30 de julho de 2026

GUARDADORAS DA ESPERANÇA


— Eu não consigo… não consigo! – repetia sempre Reem, uma jovem beduína palestiniana de 16 anos, sempre que a convidávamos para aprender a usar a máquina de costura.

Com esforço e timidez, já tinha dado um primeiro grande passo: aprender a arte do «tatreez», o bordado tradicional palestiniano que aprendeu com as mãos hábeis da sua mãe. 

Para ela, era um mundo novo: nunca antes tinha segurado uma agulha de bordar entre os dedos. Mas ainda havia outra barreira a ultrapassar: sentar-se diante de uma máquina de costura. E essa barreira parecia intransponível.

Ontem chegou sorrindo. 

Nas mãos trazia as primeiras bolsas bordadas e costuradas por ela própria. Com uma mistura de orgulho e alegria, disse simplesmente: 

— Já consegui!

Aquelas bolsas tinham nascido de muito mais do que o tecido e a linha. Tinham vindo da coragem de superar os seus próprios limites, da decisão de tentar, da ousadia de descobrir capacidades que ela própria não sabia que tinha dentro de si.

Pode parecer insignificante. 

Porém, no deserto aprendemos a reconhecer os milagres humildes: um medo que recua, uma jovem que descobre a sua própria força, uma semente de confiança que começa a germinar, uma esperança que floresce ponto a ponto ali, derrubando obstáculos onde há tantos muros e barreiras.
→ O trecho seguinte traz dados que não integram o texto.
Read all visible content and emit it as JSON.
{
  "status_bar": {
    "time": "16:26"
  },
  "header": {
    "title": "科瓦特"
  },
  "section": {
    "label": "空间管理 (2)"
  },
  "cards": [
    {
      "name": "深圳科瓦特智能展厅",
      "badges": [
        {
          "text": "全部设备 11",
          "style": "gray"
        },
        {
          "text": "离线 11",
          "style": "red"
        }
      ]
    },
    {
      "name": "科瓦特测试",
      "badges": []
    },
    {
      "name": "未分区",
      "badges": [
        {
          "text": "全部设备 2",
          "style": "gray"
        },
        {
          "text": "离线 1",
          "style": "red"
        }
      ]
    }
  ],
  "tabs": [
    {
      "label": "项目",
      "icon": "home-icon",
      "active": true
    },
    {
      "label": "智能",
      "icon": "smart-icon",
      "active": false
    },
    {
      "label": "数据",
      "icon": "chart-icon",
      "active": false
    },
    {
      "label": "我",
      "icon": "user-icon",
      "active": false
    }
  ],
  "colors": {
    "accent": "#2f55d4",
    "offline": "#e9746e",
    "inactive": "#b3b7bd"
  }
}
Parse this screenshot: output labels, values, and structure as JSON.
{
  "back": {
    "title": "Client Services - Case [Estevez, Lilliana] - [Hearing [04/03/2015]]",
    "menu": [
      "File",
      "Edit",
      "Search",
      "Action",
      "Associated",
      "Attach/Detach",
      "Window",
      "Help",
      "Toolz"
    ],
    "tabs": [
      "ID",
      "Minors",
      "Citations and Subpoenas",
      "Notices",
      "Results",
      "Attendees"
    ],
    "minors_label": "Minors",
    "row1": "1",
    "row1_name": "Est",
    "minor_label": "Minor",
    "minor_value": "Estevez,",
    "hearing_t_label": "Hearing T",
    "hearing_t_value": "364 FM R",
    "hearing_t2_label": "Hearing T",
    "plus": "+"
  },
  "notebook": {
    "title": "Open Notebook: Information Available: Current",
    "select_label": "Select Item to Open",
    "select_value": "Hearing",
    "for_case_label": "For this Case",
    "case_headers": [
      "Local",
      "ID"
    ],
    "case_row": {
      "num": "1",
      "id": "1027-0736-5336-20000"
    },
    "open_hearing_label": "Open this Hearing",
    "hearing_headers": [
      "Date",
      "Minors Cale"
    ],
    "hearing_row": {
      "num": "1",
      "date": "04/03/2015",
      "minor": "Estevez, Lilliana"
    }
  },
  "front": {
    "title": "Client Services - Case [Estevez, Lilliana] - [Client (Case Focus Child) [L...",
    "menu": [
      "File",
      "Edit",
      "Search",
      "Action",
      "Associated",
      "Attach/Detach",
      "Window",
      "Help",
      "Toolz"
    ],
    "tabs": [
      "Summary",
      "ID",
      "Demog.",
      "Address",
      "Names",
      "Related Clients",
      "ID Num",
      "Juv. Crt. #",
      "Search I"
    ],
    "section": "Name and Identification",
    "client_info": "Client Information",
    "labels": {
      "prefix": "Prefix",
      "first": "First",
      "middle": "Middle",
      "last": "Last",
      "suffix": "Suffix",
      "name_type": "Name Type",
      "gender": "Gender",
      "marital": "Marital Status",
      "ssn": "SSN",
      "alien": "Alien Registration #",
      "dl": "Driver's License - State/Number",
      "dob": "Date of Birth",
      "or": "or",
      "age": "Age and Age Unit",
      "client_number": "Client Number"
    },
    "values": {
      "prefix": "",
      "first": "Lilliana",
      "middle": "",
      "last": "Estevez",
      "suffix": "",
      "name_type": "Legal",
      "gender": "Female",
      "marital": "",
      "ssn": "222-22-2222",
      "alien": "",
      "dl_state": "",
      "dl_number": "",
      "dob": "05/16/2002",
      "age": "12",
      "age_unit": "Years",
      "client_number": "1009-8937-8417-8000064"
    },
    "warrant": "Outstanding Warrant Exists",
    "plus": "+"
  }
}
Talvez a nossa missão entre as comunidades beduínas — palestinianas, árabes, muçulmanas — seja precisamente esta: guardar e alimentar a chama da esperança. Celebrar os pequenos milagres do quotidiano, dando graças a Deus, presente no meio do seu povo.

Porque talvez Deus continue a fazer germinar sementes ocultas de vida, sementes que aguardam a oportunidade de nascer, oferecendo-lhes a chuva e o apoio de que necessitam para florescer, mesmo neste deserto escaldante da Cisjordânia.